As previous iGEM teams have shown, synthesizing fully functional magnetosomes in E. coli is highly difficult as more than 60 highly regulated genes are involved. As a more feasible alternative, we simply want to synthesize magnetic nanoparticles in E. coli in order to attract cells with strong magnetic fields.
Therefore we want to use different strategies including manipulation of the iron homeostasis of E. coli, expression of different metal binding proteins such as ferritins and metallothioneins as well as a high-throughput growth medium optimization.
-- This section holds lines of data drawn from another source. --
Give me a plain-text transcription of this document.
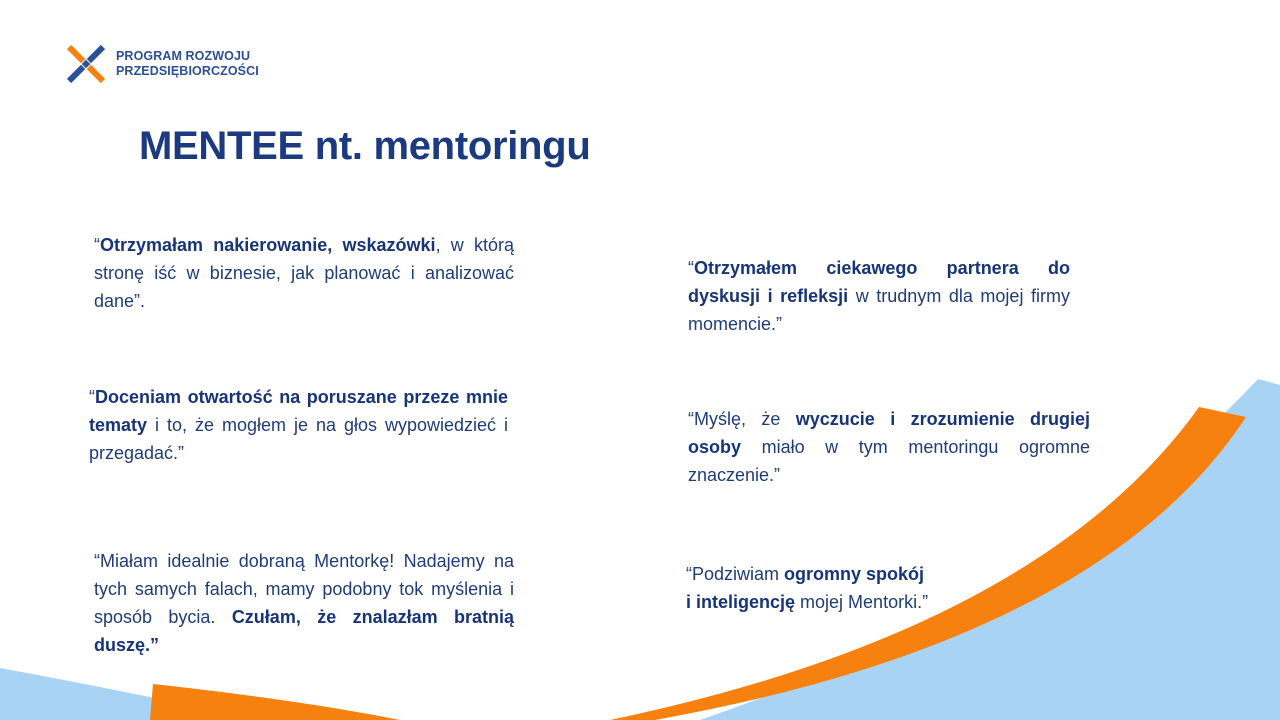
PROGRAM ROZWOJU
PRZEDSIĘBIORCZOŚCI
MENTEE nt. mentoringu
“Otrzymałam nakierowanie, wskazówki, w którą stronę iść w biznesie, jak planować i analizować dane”.
“Doceniam otwartość na poruszane przeze mnie tematy i to, że mogłem je na głos wypowiedzieć i przegadać.”
“Miałam idealnie dobraną Mentorkę! Nadajemy na tych samych falach, mamy podobny tok myślenia i sposób bycia. Czułam, że znalazłam bratnią duszę.”
“Otrzymałem ciekawego partnera do dyskusji i refleksji w trudnym dla mojej firmy momencie.”
“Myślę, że wyczucie i zrozumienie drugiej osoby miało w tym mentoringu ogromne znaczenie.”
“Podziwiam ogromny spokój
i inteligencję mojej Mentorki.”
Furthermore, we will work with other metal binding proteins such as metallothioneins and phytochelatin synthases in order to achieve nanoparticle synthesis. Once we have discovered the best way to magnetize E. coli bacteria, we will build and characterize suitable BioBricks that can be used by any research lab or iGEM team in the world in order to remote control the cellular movement.


STEPS OF PRODUCING E.COLI

1

Knocking out the iron efflux transporter gene FieF and the iron uptake suppressor Fur to increase the total iron level of the cytosol.

2

Sequestering iron in a ferritin protein.

3

Iron crystals are formed and the cell is detoxified.

4

Create crystals by using intensive high-throughput growth medium optimization to discover the best conditions for the formation of magnetic nanoparticles in E. coli.